Идти обратно в город пришлось пешком, так как деньги Андрей Семёнович, видимо, потерял, а Гриша признался, что он понятия не имеет, есть ли они у него вообще. Пустынный ночной проспект в такое позднее время не освещался, и они шли в полной темноте, лишь иногда освещаемые фарами проезжавших мимо автомобилей.
— Что дальше? — осторожно спросил Андрей Семёнович, ритмично отмеряя шаги по остывшему асфальту.
— Теперь не знаю, — ответил Гриша, — Даже не представляю, что будет дальше. Надеюсь, что будет хорошо. Ну, или, по крайней мере, не хуже, чем было.
— Ты хотя бы помнишь, где живёшь?
— Неа, — Гриша пожал плечами, — Но меня это, почему-то, не смущает. Верите?
— Не знаю, — честно признался Калмыков.
— Знаете, я просто теперь как-то особенно спокоен. Как будто было, наконец, сделано то, что должно было быть сделано. И теперь можно быть спокойным, что все вышло именно так, как должно было быть. И это хорошо. Понимаете?
— Надеюсь, что да.
Они ещё некоторое время шли молча, когда их обогнал большой, ярко разукрашенный автобус. Григорий, вдруг, остановился. Автобус, немного протянув вперёд, тоже остановился, паркуясь у обочины. Зашипела гидравлика, передняя дверь распахнулась. Калмыков услышал, как у Гриши участилось дыхание. Наружу неторопливо вышла девушка. У неё были светлые волосы и длинное белоснежное платье.
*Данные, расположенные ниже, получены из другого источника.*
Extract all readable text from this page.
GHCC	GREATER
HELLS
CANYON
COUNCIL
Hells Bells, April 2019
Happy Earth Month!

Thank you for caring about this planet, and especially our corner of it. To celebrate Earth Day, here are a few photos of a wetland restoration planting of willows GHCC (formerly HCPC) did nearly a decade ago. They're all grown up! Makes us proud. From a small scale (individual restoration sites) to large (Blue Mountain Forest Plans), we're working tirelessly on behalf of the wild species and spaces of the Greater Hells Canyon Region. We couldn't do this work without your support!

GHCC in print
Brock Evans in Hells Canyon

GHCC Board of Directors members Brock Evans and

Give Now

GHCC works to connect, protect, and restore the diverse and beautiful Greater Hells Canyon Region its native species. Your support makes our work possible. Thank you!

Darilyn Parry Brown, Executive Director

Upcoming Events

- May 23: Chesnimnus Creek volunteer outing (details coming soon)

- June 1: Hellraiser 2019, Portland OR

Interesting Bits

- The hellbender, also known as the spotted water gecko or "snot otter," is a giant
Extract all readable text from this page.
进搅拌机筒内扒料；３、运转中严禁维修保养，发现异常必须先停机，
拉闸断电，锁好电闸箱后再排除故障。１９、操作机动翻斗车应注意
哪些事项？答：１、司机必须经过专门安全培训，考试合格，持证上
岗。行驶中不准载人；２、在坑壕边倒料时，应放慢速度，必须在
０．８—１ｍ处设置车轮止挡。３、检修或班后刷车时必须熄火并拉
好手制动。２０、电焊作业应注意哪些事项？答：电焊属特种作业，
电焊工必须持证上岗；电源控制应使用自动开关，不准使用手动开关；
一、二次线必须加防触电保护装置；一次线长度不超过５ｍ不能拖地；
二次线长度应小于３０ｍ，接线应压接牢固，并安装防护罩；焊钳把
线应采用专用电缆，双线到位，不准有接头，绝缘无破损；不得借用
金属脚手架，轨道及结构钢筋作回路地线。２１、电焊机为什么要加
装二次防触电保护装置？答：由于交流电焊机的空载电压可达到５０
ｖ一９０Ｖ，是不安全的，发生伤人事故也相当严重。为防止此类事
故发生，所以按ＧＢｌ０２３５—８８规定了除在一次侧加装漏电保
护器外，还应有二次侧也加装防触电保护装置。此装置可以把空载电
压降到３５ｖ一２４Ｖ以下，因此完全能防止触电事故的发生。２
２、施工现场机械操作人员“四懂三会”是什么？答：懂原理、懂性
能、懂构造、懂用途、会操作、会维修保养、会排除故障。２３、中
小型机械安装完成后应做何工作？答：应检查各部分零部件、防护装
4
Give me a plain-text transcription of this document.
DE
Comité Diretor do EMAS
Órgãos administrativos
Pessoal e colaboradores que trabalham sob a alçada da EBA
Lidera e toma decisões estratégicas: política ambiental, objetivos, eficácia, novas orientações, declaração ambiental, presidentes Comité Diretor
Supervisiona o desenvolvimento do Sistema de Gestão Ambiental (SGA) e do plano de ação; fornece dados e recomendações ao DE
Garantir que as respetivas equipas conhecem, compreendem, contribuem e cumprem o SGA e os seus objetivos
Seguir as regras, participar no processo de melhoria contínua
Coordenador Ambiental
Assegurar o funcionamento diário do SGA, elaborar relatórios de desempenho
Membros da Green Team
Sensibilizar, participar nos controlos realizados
Андрей Семёнович посмотрел ей в глаза, и от этого взгляда холод волной прокатился по спине, а ноги задрожали. Непонятно почему, но ему хотелось бежать. Все равно куда, лишь бы подальше от неё.
— Ну, вот и всё, — тихо, взволнованным, дрожащим голосом сказал Гриша, — Это за мной.
Андрей Семёнович с трудом оторвал взгляд от поразительной красоты девушки, и посмотрел на Гришу. Тот улыбался. Но теперь не так, как раньше. На этот раз его улыбка была грустной.
— Ты уверен? — робко поинтересовался Калмыков.
В ответ Гриша лишь улыбнулся своей прежней, радостной улыбкой и, не пожимая руки, не говоря прощальных слов, пошёл к автобусу. Девушка нежно положила ладонь ему на шею и пропустила вперёд. Он встал на первую ступень, обернулся к Андрею Семёновичу, улыбаясь, махнул рукой и вошёл внутрь. Девушка, бросив на прощание надменный взгляд, вошла следом. Дверь закрылась, и автобус уехал, удаляясь в темноту маленькими красными огоньками габаритных огней. До дома Андрей Семёнович добрался лишь к рассвету.
В приёмной, как всегда по утрам, толпилось много народу: руководители отделов, департаментов, управлений. Все галдели, суетились, что-то обсуждали, подготавливаясь к заседанию кредитного комитета.
Андрей Семёнович вошёл как раз в тот момент, когда Сурков пытался дозвониться тому на мобильный. На багровом от ярости лице начальника играли желваки, а пальцы нервно барабанили по столешнице секретарши Леночки. Увидев Калмыкова, он с силой вдавил в свой несчастный мобильник клавишу отбоя и решительным шагом направился навстречу подчинённому.
— Где тебя носит, Калмыков? Я тут на какашки чуть не изошёл! Документы не готовы, на звонки не отвечаешь! Страх потерял? Или тебе напомнить, кто в моих руках обязан обсираться?
У Леночки на столе зазвонил телефон. Она сняла трубку, коротко что-то ответила и официальным тоном объявила:
— Владлен Аркадьевич ожидает всех в кабинете. Проходите, пожалуйста.
Сурков засуетился пуще прежнего.
— Давай!!! Скорее!!!
Не дожидаясь ответа, он вырвал из рук Андрея Семёновича серую картонную папку и засеменил к кабинету директора, а у самой двери обернулся. Глядя на Калмыкова, он скривил в презрении губы и провёл ребром ладони возле горла, намекая на то, что после кредитного комитета того ждёт знатный разнос.
Андрей Семёнович улыбнулся одними уголками рта и, вдруг, выбросил вверх средний палец, от чего глаза Суркова округлились и налились кровью. Леночка, наблюдавшая за этим со стороны, замерла с отвисшей челюстью и бледным лицом. Калмыков одарил её снисходительным взглядом и громко хлопнул дверью приёмной.